A robot five years in the making by researchers at Vanderbilt University can be online to make surgery less time-consuming, less invasive, and with a shorter recovery time.
The area of the brain involved in epileptic seizures is the seahorse, which is located in the lower regions of the brain. The surgical robot developed by mechanical engineering graduate student David Comber and associate professor of mechanical engineering Eric Barth enters the brain from below through the patient’s cheek, carefully negotiating spaces in the bone. It is not only a shorter route, it also avoids piercing the skull.
The functional prototype involved the development of a shape memory alloy needle – that is, an alloy that can remember its original shape and return to it when heated after being deformed – that can work along a curved path. The robot also needed to be able to operate from inside an MRI machine, which creates a strong magnetic field.

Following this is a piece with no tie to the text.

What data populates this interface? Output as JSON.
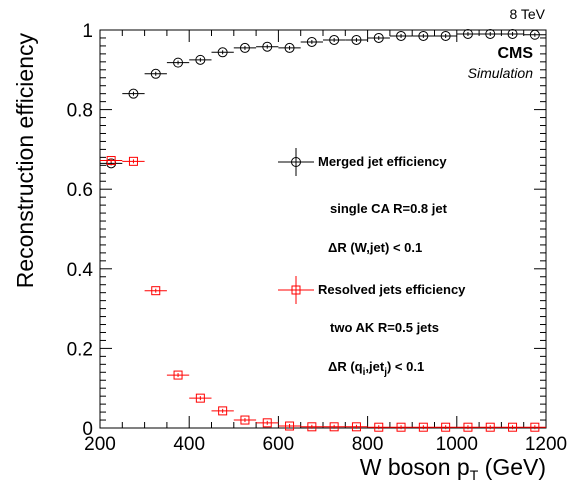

The resulting needle is created from nickel titanium, also known as nitinol, a shape memory and non-ferromagnetic alloy, which makes it compatible with MRI machines. The 1.14mm needle works like a mechanical pencil, made up of a series of concentric tubes, some of which are curved so that the tip follows a curved path to the brain.
It’s inserted in tiny millimeter steps that allow the surgeon to track his position by performing MRIs every step of the way, and its accuracy, the team says, is better than 1.18mm.
“I have worked a lot in my career on controlling pneumatic systems,” said Barth. “We knew we had this ability to have a robot in the MRI scanner, doing something in a way that other robots couldn’t. Then we thought, ‘What can we do that would have the greatest impact?
At the same time, their colleague, Associate Professor of Mechanical Engineering Robert Webster, had developed a system of steerable surgical needles – which combined perfectly with the idea.
The team also collaborated with Associate Professor of Neurological Surgery Joseph Neimat, who explained that the through-cheek method was already in use for some procedures – implanting electrodes to track brain activity and identify sites of brain activity. epileptic seizures. However, the needles used for this are straight and therefore cannot reach the region of the brain to perform surgery.
“The systems we have now that allow us to introduce probes into the brain – they process straight lines and are only guided manually,” Neimat said. “Having a system with a curved needle and unrestricted access would make surgeries minimally invasive. We could do dramatic surgery with nothing more than a needle stuck to the cheek.”
The next step in the development of the robot will be to test it on corpses. Associate Professor Barth estimates that it could be used in operating rooms within a decade.